I am currently converting torquescript to use antlr instead of bison-flex

Almost everything is working well so far:

The original scripting language had functions built in for returning a specific token based on certain criteria and i am having trouble figuring out how to do this as they will require different parser rules.

i have this ID token

ID : LETTER IDTAIL*;

in the original code it would call into a function with this:

{ID}        { return Sc_ScanIdent(); }

static int Sc_ScanIdent()
{
   ConsoleBaseType *type;

   CMDtext[CMDleng] = 0;

   if((type = ConsoleBaseType::getTypeByName(CMDtext)) != NULL)
   {
      /* It's a type */
      CMDlval.i = MakeToken< int >( type->getTypeID(), lineIndex );
      return TYPEIDENT;
   }

   /* It's an identifier */
   CMDlval.s = MakeToken< StringTableEntry >( StringTable->insert(CMDtext), lineIndex );
   return IDENT;
}

IDENT and TYPEIDENT have different parser rules for them so was curious if this type of behavior can be replicated?

target C++

Ken Domino · Answer 1 · Thu Apr 18 2024 21:39:50 GMT+0800 (China Standard Time)
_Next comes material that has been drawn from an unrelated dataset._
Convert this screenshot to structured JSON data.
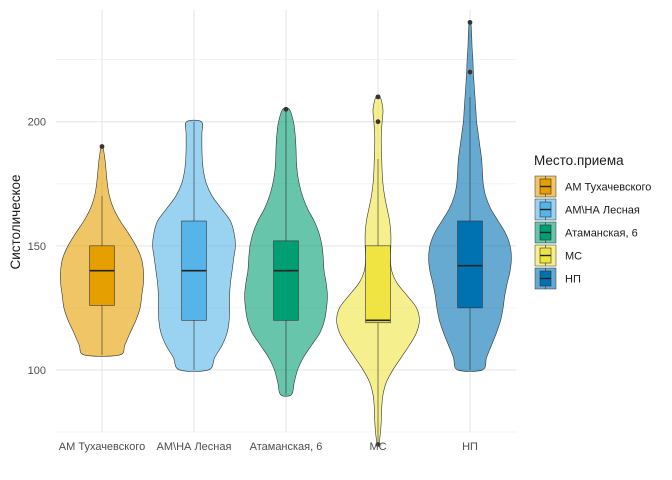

This isn't handled well in Antlr because the lexer is independent from the parse. This is why I've been advocating parser-state aware lexers for Antlr5. This is an example of why this may be useful.

The alternative is to parse the input twice, once to collect definitions in a symbol table, the second time to reference the symbol table during the parse.

marauder2k7 · Answer 2 · Fri Apr 19 2024 23:23:33 GMT+0800 (China Standard Time)

no worries, thanks for your reply, this is really something we need since we add a lot of tokens at runtime. Will keep a watchful eye on antlr5 though.